|Review by Sharon Knolle|
There’s a fascinating movie to be made about the true-life events surrounding wrestlers Dave and Mark Schultz and eccentric billionaire, John du Pont but Foxcatcher isn’t it.
The pre-release buzz on the film was inordinately high, with massive praise for Carell’s serious (and heavily made up) turn as du Pont. While there are moments where Carell’s humor shines through, the actor seems intent on being as absent as possible from the proceedings, as if being more present would ruin his characterization. du Pont was evidently an eccentric, socially awkward man, but Carell is so determined not to be his usually funny, charming self that he makes very little impact as the odd character.
Channing Tatum is equally opaque as the troubled wrestler Mark Schultz, who is trying to get out from the shadow of his older, more confident brother (Mark Ruffalo).
Speculation also placed Carell in the running for a Best Actor Oscar (his first), but the lead role is really Tatum’s. We’re sympathetic to Mark’s struggles, but we never really get to know or care about him. Deeper troubles are hinted at, but never revealed.
The one bright spot in the film is Ruffalo, who has less screen time than his two co-stars, but whose natural affability comes across despite the limitations of the script.

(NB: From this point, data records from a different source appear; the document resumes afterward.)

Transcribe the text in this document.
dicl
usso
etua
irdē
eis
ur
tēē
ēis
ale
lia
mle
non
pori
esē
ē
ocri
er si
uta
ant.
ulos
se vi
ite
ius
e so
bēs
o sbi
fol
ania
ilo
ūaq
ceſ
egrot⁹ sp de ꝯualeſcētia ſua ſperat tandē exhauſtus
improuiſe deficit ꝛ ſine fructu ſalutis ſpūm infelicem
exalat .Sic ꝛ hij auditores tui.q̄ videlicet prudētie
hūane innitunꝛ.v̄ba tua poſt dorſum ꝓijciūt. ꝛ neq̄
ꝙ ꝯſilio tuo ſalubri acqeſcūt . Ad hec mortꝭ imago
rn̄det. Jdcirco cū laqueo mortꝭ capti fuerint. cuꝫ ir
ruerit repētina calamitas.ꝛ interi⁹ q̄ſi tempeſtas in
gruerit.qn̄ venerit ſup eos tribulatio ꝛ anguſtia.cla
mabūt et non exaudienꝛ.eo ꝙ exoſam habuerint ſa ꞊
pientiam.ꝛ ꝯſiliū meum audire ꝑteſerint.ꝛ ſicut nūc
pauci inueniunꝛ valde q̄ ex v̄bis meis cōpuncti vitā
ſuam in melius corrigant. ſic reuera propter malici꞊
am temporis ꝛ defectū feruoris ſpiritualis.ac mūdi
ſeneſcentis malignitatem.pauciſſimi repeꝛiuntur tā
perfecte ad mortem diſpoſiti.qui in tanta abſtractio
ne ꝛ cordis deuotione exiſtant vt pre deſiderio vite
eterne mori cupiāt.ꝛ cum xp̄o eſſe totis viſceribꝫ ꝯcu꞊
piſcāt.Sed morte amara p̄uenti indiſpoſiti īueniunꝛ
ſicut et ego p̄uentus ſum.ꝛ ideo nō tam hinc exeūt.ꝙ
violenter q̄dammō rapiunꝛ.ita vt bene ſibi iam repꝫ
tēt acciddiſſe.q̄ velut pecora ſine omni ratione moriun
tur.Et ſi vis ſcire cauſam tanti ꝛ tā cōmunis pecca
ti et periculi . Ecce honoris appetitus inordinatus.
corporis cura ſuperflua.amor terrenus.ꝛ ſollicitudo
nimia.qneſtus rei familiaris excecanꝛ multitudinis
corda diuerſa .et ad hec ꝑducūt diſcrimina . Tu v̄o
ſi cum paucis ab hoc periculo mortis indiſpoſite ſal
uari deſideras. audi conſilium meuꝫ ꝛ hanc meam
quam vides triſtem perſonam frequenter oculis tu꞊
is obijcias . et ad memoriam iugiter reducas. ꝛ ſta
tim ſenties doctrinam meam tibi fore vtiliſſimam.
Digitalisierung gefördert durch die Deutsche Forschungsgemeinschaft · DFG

The film opens three years after the 1984 Olympics where the brothers took gold, Dave has a family and a job, but Mark is struggling. He’s taking the place of his more famous brother at speaking gigs for a mere $20.
When he gets a call out of the blue from du Pont, Mark is flattered but puzzled. He’s flown from his dingy apartment to the palatial du Pont estate, where the billionaire offers to sponsor him for the next Olympics. Mark tries to talk Dave into accepting the same deal, but Dave doesn’t want to uproot his family.
And so the pieces are set for a strange relationship of power, money, ambition, and overwhelming jealousy. We see brief glimpses of why du Pont and Mark might bond: du Pont learned at 16 that his mother (Vanessa Redgrave) was paying his only companion, the chauffeur’s son, to be his friend. Mark was raised by his brother and the two were constantly on the move. They’re both adrift and, for a moment, seem to find some hope in each other.
Unfortunately, the film is glacially paced and we never get much insight into the main players’ motivations or thoughts. You leave the film wanting to know more: Was there a sexual relationship between du Pont and Mark?
It’s only hinted at in the film, which also glosses over some key developments after a horrible crime has been committed. (The Wikipedia article has the whole story, as does Mark’s book. Regardless of how many details you know going in, you’ll likely need to hit up Wikipedia to fill in the film’s many blanks.)
The failure to connect may also lie with wrestling itself; It’s not a particularly cinematic sport. unlike, say, running or racing.The settings are also decidedly unattractive, mostly dull gray gym interiors and sports arenas. Apart from the beautiful du Pont estate and his mother’s horses (which John has always hated), there is very little to catch the eye in the whole film.
It’s a film I wanted to like, having been a fan of Bennett Miller’s Capote. But his aloof approach means we are never given enough pieces of the puzzle and never get involved in the story.
Foxcatcher is now playing in limited release.